[Haskell-cafe] [Security] Put haskell.org on https
Patrick Mylund Nielsen
haskell at patrickmylund.com
Mon Oct 29 02:06:49 CET 2012
Sure. No matter what's done in Cabal, the clients for everything else will
still be mainly browsers.
On Mon, Oct 29, 2012 at 12:59 AM, Niklas Hambüchen <mail at nh2.me> wrote:
> No matter what we do with cabal, it would be great if I could soon point
> my browser at https://haskell.org *anyway*.
>
> On 28/10/12 23:55, Patrick Mylund Nielsen wrote:
> > Of course, as long as Cabal itself is distributed through this same
> > https-enabled site, you have the same PKI-backed security as just about
> > any major website. This model has problems, yes, but it's good enough,
> > and it's easy to use. If you really want to improve it (without
> > impacting usability), have Google/the browser vendors pin the public
> > cert for haskell.org <http://haskell.org>.
> >
> > On Mon, Oct 29, 2012 at 12:45 AM, Patrick Mylund Nielsen
> > <haskell at patrickmylund.com <mailto:haskell at patrickmylund.com>> wrote:
> >
> > PGP tends to present many usability issues, and in this case it
> > would make more sense/provide a clearer win if there were many
> > different, semi-untrusted hackage mirrors.

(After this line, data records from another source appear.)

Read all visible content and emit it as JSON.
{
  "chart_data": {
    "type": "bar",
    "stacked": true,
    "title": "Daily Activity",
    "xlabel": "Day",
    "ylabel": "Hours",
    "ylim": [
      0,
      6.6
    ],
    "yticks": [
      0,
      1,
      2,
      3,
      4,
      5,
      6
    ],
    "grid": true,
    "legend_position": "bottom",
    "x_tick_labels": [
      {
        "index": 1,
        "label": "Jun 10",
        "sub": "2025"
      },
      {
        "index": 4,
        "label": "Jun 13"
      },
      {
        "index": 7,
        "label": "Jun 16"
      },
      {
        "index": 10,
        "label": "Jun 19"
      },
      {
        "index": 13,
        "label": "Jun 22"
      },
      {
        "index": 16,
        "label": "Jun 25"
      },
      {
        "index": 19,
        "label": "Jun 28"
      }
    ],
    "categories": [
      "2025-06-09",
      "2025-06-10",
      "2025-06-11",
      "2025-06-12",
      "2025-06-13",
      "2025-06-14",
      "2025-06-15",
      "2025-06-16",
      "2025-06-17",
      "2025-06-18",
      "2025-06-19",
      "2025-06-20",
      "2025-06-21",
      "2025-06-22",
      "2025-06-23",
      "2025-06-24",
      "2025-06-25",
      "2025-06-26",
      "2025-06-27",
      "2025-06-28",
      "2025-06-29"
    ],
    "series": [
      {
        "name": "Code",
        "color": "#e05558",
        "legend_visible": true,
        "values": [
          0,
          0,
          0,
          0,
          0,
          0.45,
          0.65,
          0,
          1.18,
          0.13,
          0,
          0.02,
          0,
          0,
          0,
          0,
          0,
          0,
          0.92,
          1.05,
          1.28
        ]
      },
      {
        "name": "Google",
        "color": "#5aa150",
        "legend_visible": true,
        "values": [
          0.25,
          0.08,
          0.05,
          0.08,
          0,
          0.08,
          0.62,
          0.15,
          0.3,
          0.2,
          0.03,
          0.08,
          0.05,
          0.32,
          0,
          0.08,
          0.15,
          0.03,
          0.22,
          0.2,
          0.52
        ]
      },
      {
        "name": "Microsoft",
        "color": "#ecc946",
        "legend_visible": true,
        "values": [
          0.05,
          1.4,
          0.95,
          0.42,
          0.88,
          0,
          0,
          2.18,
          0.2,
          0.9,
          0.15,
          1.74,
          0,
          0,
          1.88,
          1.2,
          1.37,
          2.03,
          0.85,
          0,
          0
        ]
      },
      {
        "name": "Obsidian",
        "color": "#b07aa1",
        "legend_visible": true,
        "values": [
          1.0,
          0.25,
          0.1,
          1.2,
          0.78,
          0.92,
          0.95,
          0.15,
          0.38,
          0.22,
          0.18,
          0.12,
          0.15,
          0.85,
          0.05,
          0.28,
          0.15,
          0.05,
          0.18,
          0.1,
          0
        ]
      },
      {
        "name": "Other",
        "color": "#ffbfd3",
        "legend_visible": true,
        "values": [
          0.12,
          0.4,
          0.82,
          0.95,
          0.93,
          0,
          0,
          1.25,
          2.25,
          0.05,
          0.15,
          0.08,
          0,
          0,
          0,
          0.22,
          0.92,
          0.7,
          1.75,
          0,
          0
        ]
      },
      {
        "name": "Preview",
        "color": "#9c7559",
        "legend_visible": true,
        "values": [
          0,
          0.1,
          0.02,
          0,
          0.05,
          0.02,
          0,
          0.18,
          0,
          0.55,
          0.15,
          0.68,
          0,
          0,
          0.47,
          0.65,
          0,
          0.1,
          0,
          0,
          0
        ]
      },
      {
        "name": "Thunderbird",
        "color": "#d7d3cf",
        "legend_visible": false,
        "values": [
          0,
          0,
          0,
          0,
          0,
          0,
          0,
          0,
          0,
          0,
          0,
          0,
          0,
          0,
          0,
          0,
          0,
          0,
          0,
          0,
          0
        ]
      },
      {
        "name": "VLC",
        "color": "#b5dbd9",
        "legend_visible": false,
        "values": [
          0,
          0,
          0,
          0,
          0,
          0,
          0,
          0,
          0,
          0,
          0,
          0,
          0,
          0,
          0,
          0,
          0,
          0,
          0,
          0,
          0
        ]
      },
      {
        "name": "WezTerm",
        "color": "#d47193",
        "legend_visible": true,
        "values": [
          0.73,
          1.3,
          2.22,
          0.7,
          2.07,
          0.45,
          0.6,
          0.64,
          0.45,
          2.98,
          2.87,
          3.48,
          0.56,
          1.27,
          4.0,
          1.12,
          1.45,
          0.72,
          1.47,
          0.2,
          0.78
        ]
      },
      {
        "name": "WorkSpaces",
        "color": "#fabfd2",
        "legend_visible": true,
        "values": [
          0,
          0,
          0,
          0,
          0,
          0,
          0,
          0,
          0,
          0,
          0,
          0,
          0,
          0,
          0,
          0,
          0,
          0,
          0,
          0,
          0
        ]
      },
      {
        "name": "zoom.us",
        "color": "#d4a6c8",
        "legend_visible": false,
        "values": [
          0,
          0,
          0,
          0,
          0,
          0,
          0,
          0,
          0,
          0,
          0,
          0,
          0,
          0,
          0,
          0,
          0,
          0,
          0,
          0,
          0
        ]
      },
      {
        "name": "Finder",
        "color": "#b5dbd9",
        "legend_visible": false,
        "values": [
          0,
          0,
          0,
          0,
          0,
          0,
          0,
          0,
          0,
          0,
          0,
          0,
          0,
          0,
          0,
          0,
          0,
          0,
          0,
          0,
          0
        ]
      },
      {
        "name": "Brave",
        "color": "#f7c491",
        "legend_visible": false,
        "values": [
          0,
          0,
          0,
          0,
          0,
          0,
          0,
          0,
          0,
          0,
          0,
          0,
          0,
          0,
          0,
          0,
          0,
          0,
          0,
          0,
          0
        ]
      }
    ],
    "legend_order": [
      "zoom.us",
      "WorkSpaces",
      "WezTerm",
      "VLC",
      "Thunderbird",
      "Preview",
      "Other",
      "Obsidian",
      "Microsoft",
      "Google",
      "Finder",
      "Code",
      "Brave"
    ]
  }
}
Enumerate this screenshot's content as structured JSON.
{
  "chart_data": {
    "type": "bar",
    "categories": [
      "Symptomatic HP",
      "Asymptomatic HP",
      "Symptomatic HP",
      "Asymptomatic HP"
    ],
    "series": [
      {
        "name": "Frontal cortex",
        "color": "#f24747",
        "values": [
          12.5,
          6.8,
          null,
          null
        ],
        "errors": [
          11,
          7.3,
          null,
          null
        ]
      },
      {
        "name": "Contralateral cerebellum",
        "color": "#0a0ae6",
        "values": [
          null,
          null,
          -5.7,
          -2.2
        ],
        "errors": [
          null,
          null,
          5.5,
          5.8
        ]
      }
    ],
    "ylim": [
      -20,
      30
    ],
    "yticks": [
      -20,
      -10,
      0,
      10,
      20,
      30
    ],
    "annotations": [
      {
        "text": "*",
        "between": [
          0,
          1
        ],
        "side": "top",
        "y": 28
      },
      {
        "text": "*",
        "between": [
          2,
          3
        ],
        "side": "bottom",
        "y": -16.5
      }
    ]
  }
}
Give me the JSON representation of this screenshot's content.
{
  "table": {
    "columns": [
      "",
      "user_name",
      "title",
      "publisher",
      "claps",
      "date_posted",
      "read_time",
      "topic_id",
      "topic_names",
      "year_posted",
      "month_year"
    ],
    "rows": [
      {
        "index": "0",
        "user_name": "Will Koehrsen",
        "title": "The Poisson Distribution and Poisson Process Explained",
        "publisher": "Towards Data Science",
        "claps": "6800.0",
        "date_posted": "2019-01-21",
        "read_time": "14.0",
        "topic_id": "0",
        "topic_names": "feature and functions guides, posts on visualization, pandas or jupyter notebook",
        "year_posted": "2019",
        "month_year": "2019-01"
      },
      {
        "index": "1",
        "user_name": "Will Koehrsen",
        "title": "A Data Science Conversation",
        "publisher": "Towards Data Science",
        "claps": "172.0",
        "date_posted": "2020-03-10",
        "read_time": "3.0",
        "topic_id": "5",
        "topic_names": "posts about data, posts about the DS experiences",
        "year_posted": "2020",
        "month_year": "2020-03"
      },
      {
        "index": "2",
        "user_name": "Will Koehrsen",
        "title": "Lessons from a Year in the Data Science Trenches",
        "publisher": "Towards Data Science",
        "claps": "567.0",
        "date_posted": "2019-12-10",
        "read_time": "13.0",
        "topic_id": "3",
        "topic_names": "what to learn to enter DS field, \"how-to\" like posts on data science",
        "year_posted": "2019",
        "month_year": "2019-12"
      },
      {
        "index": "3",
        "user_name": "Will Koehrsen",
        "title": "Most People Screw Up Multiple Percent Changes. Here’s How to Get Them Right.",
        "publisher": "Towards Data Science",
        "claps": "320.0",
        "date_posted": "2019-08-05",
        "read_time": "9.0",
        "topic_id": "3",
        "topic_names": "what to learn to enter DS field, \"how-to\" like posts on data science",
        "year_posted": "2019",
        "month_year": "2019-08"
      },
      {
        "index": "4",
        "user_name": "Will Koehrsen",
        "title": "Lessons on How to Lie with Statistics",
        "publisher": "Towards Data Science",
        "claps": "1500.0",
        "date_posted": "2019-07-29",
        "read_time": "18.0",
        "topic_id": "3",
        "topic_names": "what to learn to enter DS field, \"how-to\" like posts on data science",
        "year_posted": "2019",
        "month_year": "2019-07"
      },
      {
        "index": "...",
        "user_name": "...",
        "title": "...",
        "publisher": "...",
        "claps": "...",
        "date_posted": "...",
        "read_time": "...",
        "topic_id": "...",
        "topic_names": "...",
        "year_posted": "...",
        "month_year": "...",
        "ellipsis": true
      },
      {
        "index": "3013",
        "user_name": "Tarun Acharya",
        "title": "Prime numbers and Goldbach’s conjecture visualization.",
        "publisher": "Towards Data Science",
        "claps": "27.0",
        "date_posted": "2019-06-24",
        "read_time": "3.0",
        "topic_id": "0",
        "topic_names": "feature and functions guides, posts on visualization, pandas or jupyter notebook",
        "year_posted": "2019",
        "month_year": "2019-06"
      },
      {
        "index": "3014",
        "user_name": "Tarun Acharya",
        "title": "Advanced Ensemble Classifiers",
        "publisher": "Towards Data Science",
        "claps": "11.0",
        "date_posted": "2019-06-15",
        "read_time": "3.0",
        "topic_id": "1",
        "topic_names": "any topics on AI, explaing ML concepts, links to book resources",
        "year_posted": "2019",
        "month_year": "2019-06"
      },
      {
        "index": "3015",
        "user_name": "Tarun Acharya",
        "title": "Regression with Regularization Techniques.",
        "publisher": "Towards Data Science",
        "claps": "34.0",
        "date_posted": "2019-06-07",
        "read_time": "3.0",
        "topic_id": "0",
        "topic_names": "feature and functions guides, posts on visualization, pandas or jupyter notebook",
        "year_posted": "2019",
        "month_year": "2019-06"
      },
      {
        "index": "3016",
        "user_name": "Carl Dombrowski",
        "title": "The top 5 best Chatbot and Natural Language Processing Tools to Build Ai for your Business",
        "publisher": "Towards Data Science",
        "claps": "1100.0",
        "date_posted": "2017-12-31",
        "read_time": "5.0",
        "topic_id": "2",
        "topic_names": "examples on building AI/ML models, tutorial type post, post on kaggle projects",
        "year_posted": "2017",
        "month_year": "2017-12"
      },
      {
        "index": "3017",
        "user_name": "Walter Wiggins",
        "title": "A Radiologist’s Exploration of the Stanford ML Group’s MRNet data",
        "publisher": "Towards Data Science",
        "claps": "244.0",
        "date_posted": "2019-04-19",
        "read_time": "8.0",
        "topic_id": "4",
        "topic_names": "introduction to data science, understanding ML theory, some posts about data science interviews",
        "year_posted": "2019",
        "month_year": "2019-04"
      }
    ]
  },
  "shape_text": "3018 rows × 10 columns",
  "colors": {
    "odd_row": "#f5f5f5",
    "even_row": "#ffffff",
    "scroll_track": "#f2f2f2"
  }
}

Just enable HTTPS and
> > have Cabal validate the server certificate against a CA pool of one.
> > PKI/trusting obscure certificate authorities in Egypt and Syria is
> > the biggest concern here, not somebody MITMing your initial Cabal
> > installation (which in a lot of cases happens through apt-get or
> > yum, anyway.)
> >
> >
> > On Mon, Oct 29, 2012 at 12:34 AM, Changaco <changaco at changaco.net
> > <mailto:changaco at changaco.net>> wrote:
> >
> > On Sun, 28 Oct 2012 17:07:24 -0400 Patrick Hurst wrote:
> > > How do you get a copy of cabal while making sure that somebody
> > hasn't MITMed you and replaced the PGP key?
> >
> > Ultimately it is a DNS problem. To establish a secure connection
> > with
> > haskell.org <http://haskell.org> you'd have to get the
> > certificate from the DNS, but that
> > technology is not ready yet, so all you can do is check the key
> > against
> > as many sources as possible like Michael Walker said.
> >
> > On Sun, 28 Oct 2012 17:46:06 -0400 Patrick Hurst wrote:
> > > So why not use HTTPS?
> >
> > Because it doesn't solve the problem.